INDIANAPOLIS – A couple weeks away from Christmas, a lot of Americans are adding to their credit card balances right now.
Overall credit card debt in the U.S. is approaching $1.2 trillion. If you want to make your slice of that pie a little smaller in the new year, Travis Toll of Bank of America Indianapolis suggests going on the financial offensive.
“You want to start by focusing on paying off debt with the highest interest rates first,” Toll said. “This way, you’ll minimize cost and save more over time.”
Sometimes, he says it’s best to attack the credit cards with the smallest balances first so you can start racking up wins and building confidence. Either way, you need to pay more than the minimum every month.
“Even if you can afford to pay just a small amount over the minimum payment, you will reduce the principle quicker and reduce your monthly interest expenses,” Toll added.

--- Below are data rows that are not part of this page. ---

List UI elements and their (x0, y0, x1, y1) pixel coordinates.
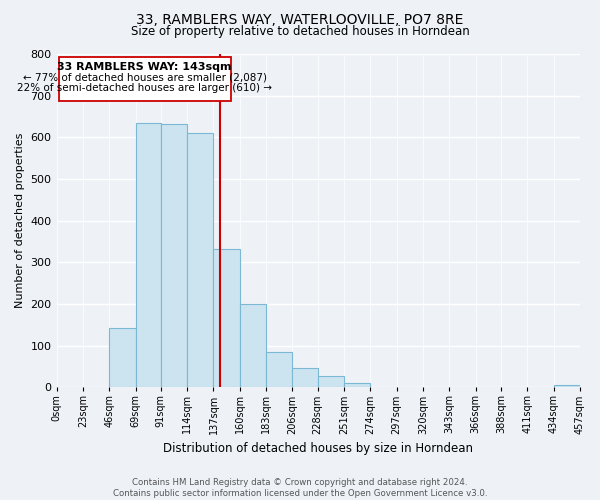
Bar (554, 386, 580, 388)
Text: 22% of semi-detached houses are larger (610) →: 22% of semi-detached houses are larger (… (17, 83, 272, 93)
Text: 33, RAMBLERS WAY, WATERLOOVILLE, PO7 8RE: 33, RAMBLERS WAY, WATERLOOVILLE, PO7 8RE (136, 12, 464, 26)
Bar (292, 368, 317, 388)
Bar (240, 304, 266, 388)
Bar (59, 57, 230, 100)
Bar (161, 124, 187, 388)
Bar (214, 248, 240, 388)
Text: Contains HM Land Registry data © Crown copyright and database right 2024.
Contai: Contains HM Land Registry data © Crown c… (113, 478, 487, 498)
Bar (109, 328, 136, 388)
Y-axis label: Number of detached properties: Number of detached properties (15, 133, 25, 308)
Bar (344, 383, 370, 388)
Bar (266, 352, 292, 388)
X-axis label: Distribution of detached houses by size in Horndean: Distribution of detached houses by size … (163, 442, 473, 455)
Text: ← 77% of detached houses are smaller (2,087): ← 77% of detached houses are smaller (2,… (23, 73, 267, 83)
Bar (317, 376, 344, 388)
Text: 33 RAMBLERS WAY: 143sqm: 33 RAMBLERS WAY: 143sqm (58, 62, 232, 72)
Bar (187, 133, 214, 388)
Bar (136, 123, 161, 388)
Text: Size of property relative to detached houses in Horndean: Size of property relative to detached ho… (131, 25, 469, 38)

If you have multiple cards, Toll says it might be time to consolidate, either with a balance transfer to a card with a lower interest rate or a consolidation loan. That can mean a single payment, with a single interest rate each month. However, Toll says you need to watch for transfer fees. Consolidation only works if you don’t start running up your credit cards again.
“Often, I suggest folks cut those cards up,” Toll said. “You know, reduce the temptation.”
The key to success, he says, is to examine your spending, look at where every dollar is going, and cut down wherever you can.
“The two or three stops at the gas station to grab a soft drink, or a quick run through the drive-through to grab lunch,” he said. “All that adds up to such large amounts that if we really become aware of it, we start saving more.”
In the age of online banking and digital currency, it’s easy to forget there are people working at your bank who can help you. Toll recommends setting up an appointment with your banker and coming up with a debt reduction plan that works for you.